E come lui molti altri preti hanno testimoniato ai processi parlando degli imputati come dei galantuomini, così come hanno celebrato funerali di boss dicendo: “chi siamo noi per giudicare il bene e il male?”.
Questi atteggiamenti, questa retorica hanno corrotto sia il concetto di morale religiosa che il rapporto del fedele con la figura del prete e con Dio stesso. Nei territori ad altra concentrazione criminale è come se si fosse giunti a una concezione di fede vissuta esclusivamente in modo privatistico tra individuo, sacerdote e Dio, senza alcuna corrispondenza nella vita sociale: tutto si risolve in un problema individuale di coscienza, che si lava volta per volta con la confessione.
Per questo è importante la presa di posizione del papa. L’attenzione adesso non deve scendere e bisognerà valutare molto attentamente se e come avverrà il passaggio dalle parole ai fatti, anche nelle zone controllate dalla criminalità. Il tutto senza dimenticare le responsabilità storiche della gerarchia cattolica nella diffusione del consenso sociale, che è sempre stata prerogativa del radicamento delle cosche sul territorio.
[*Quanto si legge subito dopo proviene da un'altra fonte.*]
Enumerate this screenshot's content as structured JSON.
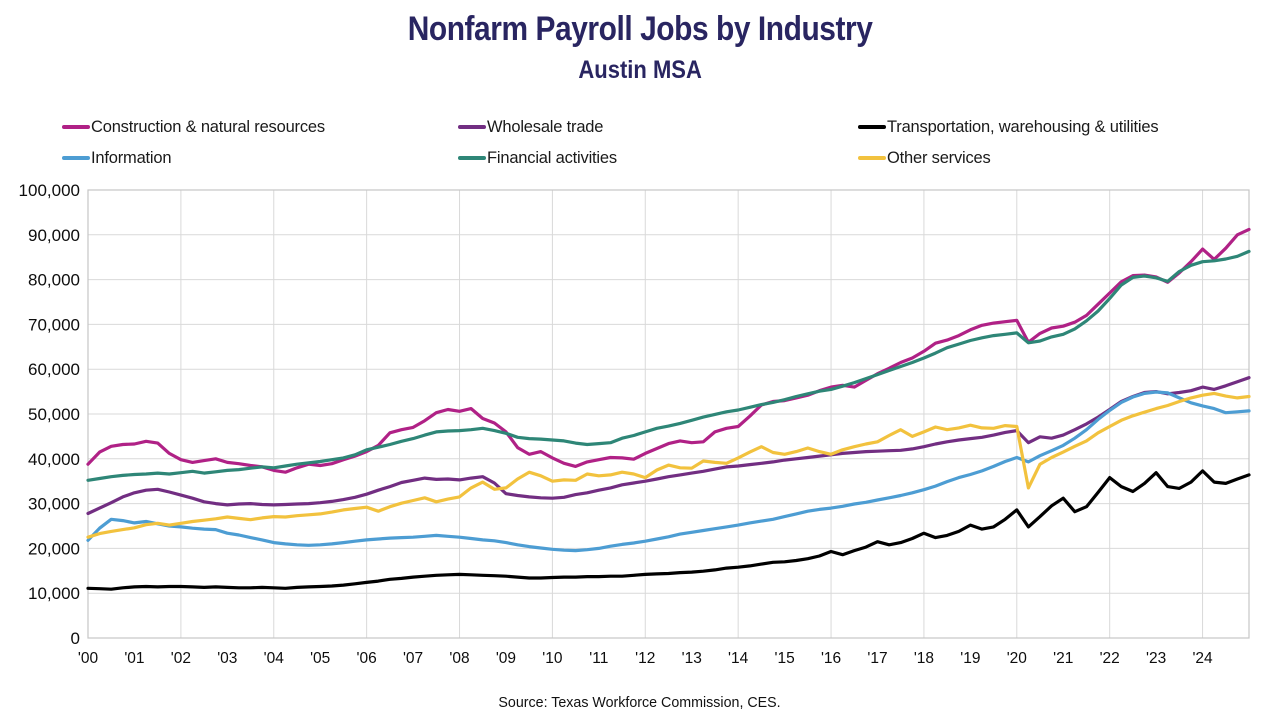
{
  "header": {
    "title": "Nonfarm Payroll Jobs by Industry",
    "subtitle": "Austin MSA"
  },
  "source": "Source: Texas Workforce Commission, CES.",
  "legend": {
    "items": [
      {
        "label": "Construction & natural resources",
        "color": "#b02186"
      },
      {
        "label": "Wholesale trade",
        "color": "#722e82"
      },
      {
        "label": "Transportation, warehousing & utilities",
        "color": "#000000"
      },
      {
        "label": "Information",
        "color": "#4d9dd3"
      },
      {
        "label": "Financial activities",
        "color": "#2e8677"
      },
      {
        "label": "Other services",
        "color": "#f2c23e"
      }
    ]
  },
  "chart_data": {
    "type": "line",
    "title": "Nonfarm Payroll Jobs by Industry",
    "subtitle": "Austin MSA",
    "xlabel": "",
    "ylabel": "",
    "grid": true,
    "legend_position": "top",
    "x_start": 2000,
    "x_step": 0.25,
    "xlim": [
      2000,
      2025
    ],
    "ylim": [
      0,
      100000
    ],
    "y_ticks": [
      {
        "value": 0,
        "label": "0"
      },
      {
        "value": 10000,
        "label": "10,000"
      },
      {
        "value": 20000,
        "label": "20,000"
      },
      {
        "value": 30000,
        "label": "30,000"
      },
      {
        "value": 40000,
        "label": "40,000"
      },
      {
        "value": 50000,
        "label": "50,000"
      },
      {
        "value": 60000,
        "label": "60,000"
      },
      {
        "value": 70000,
        "label": "70,000"
      },
      {
        "value": 80000,
        "label": "80,000"
      },
      {
        "value": 90000,
        "label": "90,000"
      },
      {
        "value": 100000,
        "label": "100,000"
      }
    ],
    "x_ticks": [
      {
        "value": 2000,
        "label": "'00"
      },
      {
        "value": 2001,
        "label": "'01"
      },
      {
        "value": 2002,
        "label": "'02"
      },
      {
        "value": 2003,
        "label": "'03"
      },
      {
        "value": 2004,
        "label": "'04"
      },
      {
        "value": 2005,
        "label": "'05"
      },
      {
        "value": 2006,
        "label": "'06"
      },
      {
        "value": 2007,
        "label": "'07"
      },
      {
        "value": 2008,
        "label": "'08"
      },
      {
        "value": 2009,
        "label": "'09"
      },
      {
        "value": 2010,
        "label": "'10"
      },
      {
        "value": 2011,
        "label": "'11"
      },
      {
        "value": 2012,
        "label": "'12"
      },
      {
        "value": 2013,
        "label": "'13"
      },
      {
        "value": 2014,
        "label": "'14"
      },
      {
        "value": 2015,
        "label": "'15"
      },
      {
        "value": 2016,
        "label": "'16"
      },
      {
        "value": 2017,
        "label": "'17"
      },
      {
        "value": 2018,
        "label": "'18"
      },
      {
        "value": 2019,
        "label": "'19"
      },
      {
        "value": 2020,
        "label": "'20"
      },
      {
        "value": 2021,
        "label": "'21"
      },
      {
        "value": 2022,
        "label": "'22"
      },
      {
        "value": 2023,
        "label": "'23"
      },
      {
        "value": 2024,
        "label": "'24"
      }
    ],
    "x_grid_every": 2,
    "series": [
      {
        "name": "Construction & natural resources",
        "color": "#b02186",
        "values": [
          38800,
          41500,
          42800,
          43200,
          43300,
          43900,
          43500,
          41200,
          39800,
          39200,
          39600,
          40000,
          39200,
          38900,
          38500,
          38200,
          37400,
          37000,
          38000,
          38800,
          38500,
          38900,
          39800,
          40600,
          41600,
          43000,
          45800,
          46500,
          47000,
          48500,
          50300,
          51000,
          50600,
          51200,
          49000,
          48000,
          46000,
          42500,
          41000,
          41600,
          40200,
          39000,
          38300,
          39300,
          39800,
          40300,
          40200,
          39900,
          41200,
          42300,
          43400,
          44000,
          43600,
          43800,
          46000,
          46800,
          47200,
          49500,
          52000,
          52800,
          53000,
          53600,
          54200,
          55200,
          56000,
          56400,
          56000,
          57500,
          59000,
          60200,
          61500,
          62500,
          64000,
          65800,
          66500,
          67500,
          68800,
          69800,
          70300,
          70600,
          70900,
          66000,
          68000,
          69200,
          69600,
          70500,
          72000,
          74500,
          77000,
          79500,
          80900,
          81000,
          80600,
          79400,
          81500,
          84000,
          86800,
          84500,
          87000,
          90000,
          91200
        ]
      },
      {
        "name": "Wholesale trade",
        "color": "#722e82",
        "values": [
          27800,
          29000,
          30200,
          31500,
          32400,
          33000,
          33200,
          32600,
          31900,
          31200,
          30400,
          30000,
          29700,
          29900,
          30000,
          29800,
          29700,
          29800,
          29900,
          30000,
          30200,
          30500,
          30900,
          31400,
          32100,
          33000,
          33800,
          34700,
          35200,
          35700,
          35400,
          35500,
          35300,
          35700,
          36000,
          34600,
          32200,
          31800,
          31500,
          31300,
          31200,
          31400,
          32000,
          32400,
          33000,
          33500,
          34200,
          34600,
          35000,
          35500,
          36000,
          36400,
          36800,
          37200,
          37700,
          38200,
          38400,
          38700,
          39000,
          39300,
          39700,
          40000,
          40300,
          40600,
          40900,
          41200,
          41400,
          41600,
          41700,
          41800,
          41900,
          42200,
          42700,
          43300,
          43800,
          44200,
          44500,
          44800,
          45300,
          45900,
          46300,
          43600,
          44900,
          44600,
          45300,
          46500,
          47800,
          49300,
          51000,
          52800,
          53900,
          54800,
          55000,
          54500,
          54800,
          55200,
          56000,
          55500,
          56300,
          57200,
          58100
        ]
      },
      {
        "name": "Transportation, warehousing & utilities",
        "color": "#000000",
        "values": [
          11100,
          11000,
          10900,
          11200,
          11400,
          11500,
          11400,
          11500,
          11500,
          11400,
          11300,
          11400,
          11300,
          11200,
          11200,
          11300,
          11200,
          11100,
          11300,
          11400,
          11500,
          11600,
          11800,
          12100,
          12400,
          12700,
          13100,
          13300,
          13600,
          13800,
          14000,
          14100,
          14200,
          14100,
          14000,
          13900,
          13800,
          13600,
          13400,
          13400,
          13500,
          13600,
          13600,
          13700,
          13700,
          13800,
          13800,
          14000,
          14200,
          14300,
          14400,
          14600,
          14700,
          14900,
          15200,
          15600,
          15800,
          16100,
          16500,
          16900,
          17000,
          17300,
          17700,
          18300,
          19300,
          18600,
          19500,
          20300,
          21500,
          20800,
          21300,
          22200,
          23400,
          22400,
          22900,
          23800,
          25200,
          24300,
          24800,
          26500,
          28600,
          24800,
          27100,
          29500,
          31200,
          28200,
          29300,
          32500,
          35800,
          33800,
          32700,
          34500,
          36900,
          33800,
          33400,
          34800,
          37300,
          34800,
          34500,
          35500,
          36400
        ]
      },
      {
        "name": "Information",
        "color": "#4d9dd3",
        "values": [
          21800,
          24500,
          26500,
          26200,
          25700,
          26000,
          25500,
          25000,
          24800,
          24500,
          24300,
          24200,
          23400,
          23000,
          22400,
          21900,
          21300,
          21000,
          20800,
          20700,
          20800,
          21000,
          21300,
          21600,
          21900,
          22100,
          22300,
          22400,
          22500,
          22700,
          22900,
          22700,
          22500,
          22200,
          21900,
          21700,
          21300,
          20800,
          20400,
          20100,
          19800,
          19600,
          19500,
          19700,
          20000,
          20500,
          20900,
          21200,
          21600,
          22100,
          22600,
          23200,
          23600,
          24000,
          24400,
          24800,
          25200,
          25700,
          26100,
          26500,
          27100,
          27700,
          28300,
          28700,
          29000,
          29400,
          29900,
          30300,
          30800,
          31300,
          31800,
          32400,
          33100,
          33900,
          34900,
          35800,
          36500,
          37300,
          38300,
          39400,
          40300,
          39300,
          40700,
          41800,
          43000,
          44600,
          46500,
          48800,
          50800,
          52600,
          53800,
          54600,
          54900,
          54700,
          53600,
          52500,
          51800,
          51200,
          50300,
          50500,
          50700
        ]
      },
      {
        "name": "Financial activities",
        "color": "#2e8677",
        "values": [
          35200,
          35600,
          36000,
          36300,
          36500,
          36600,
          36800,
          36600,
          36900,
          37200,
          36800,
          37100,
          37400,
          37600,
          37900,
          38200,
          38000,
          38400,
          38800,
          39100,
          39400,
          39800,
          40200,
          40900,
          42000,
          42600,
          43200,
          43900,
          44500,
          45300,
          46000,
          46200,
          46300,
          46500,
          46800,
          46300,
          45700,
          44800,
          44500,
          44400,
          44200,
          44000,
          43500,
          43200,
          43400,
          43600,
          44600,
          45200,
          46000,
          46800,
          47300,
          47900,
          48600,
          49300,
          49900,
          50500,
          50900,
          51500,
          52100,
          52600,
          53200,
          53900,
          54500,
          55100,
          55500,
          56200,
          57000,
          57900,
          58800,
          59700,
          60600,
          61500,
          62500,
          63600,
          64800,
          65600,
          66400,
          67000,
          67500,
          67800,
          68100,
          65900,
          66300,
          67200,
          67800,
          69000,
          70800,
          73000,
          75800,
          78800,
          80500,
          80800,
          80400,
          79600,
          81800,
          83200,
          84000,
          84200,
          84600,
          85200,
          86300
        ]
      },
      {
        "name": "Other services",
        "color": "#f2c23e",
        "values": [
          22500,
          23300,
          23800,
          24200,
          24600,
          25300,
          25600,
          25200,
          25600,
          26000,
          26300,
          26600,
          27000,
          26700,
          26400,
          26800,
          27100,
          27000,
          27300,
          27500,
          27700,
          28100,
          28600,
          28900,
          29200,
          28300,
          29300,
          30100,
          30700,
          31300,
          30400,
          31000,
          31500,
          33500,
          34800,
          33200,
          33500,
          35500,
          37000,
          36200,
          35000,
          35300,
          35200,
          36600,
          36200,
          36400,
          37000,
          36600,
          35800,
          37500,
          38600,
          38000,
          37900,
          39500,
          39200,
          39000,
          40200,
          41500,
          42700,
          41400,
          41000,
          41600,
          42400,
          41600,
          41000,
          42000,
          42700,
          43300,
          43800,
          45200,
          46500,
          45000,
          46000,
          47100,
          46500,
          46900,
          47500,
          46900,
          46800,
          47400,
          47200,
          33500,
          38800,
          40300,
          41500,
          42800,
          44000,
          45800,
          47200,
          48600,
          49600,
          50400,
          51200,
          51900,
          52800,
          53600,
          54200,
          54600,
          54000,
          53600,
          53900
        ]
      }
    ]
  },
  "colors": {
    "title": "#292561",
    "grid": "#d9d9d9",
    "border": "#c6c6c6",
    "tick_text": "#0d0d0d"
  }
}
Il passaggio successivo dovrà essere una riforma radicale dello Ior, la banca vaticana che in passato è stata oggetto di indagine per passaggi sospetti di denaro, azioni di riciclaggio, e casi di conti correnti milionari intestati a ecclesiastici prestanome dietro ai quali si svolgevano operazioni opache che hanno reso lo Stato del Vaticano un vero e proprio paradiso fiscale.
Se Bergoglio vorrà dare una sterzata definitiva, dovrà arrivare qui. Le premesse, una volta tanto, sembrano esserci.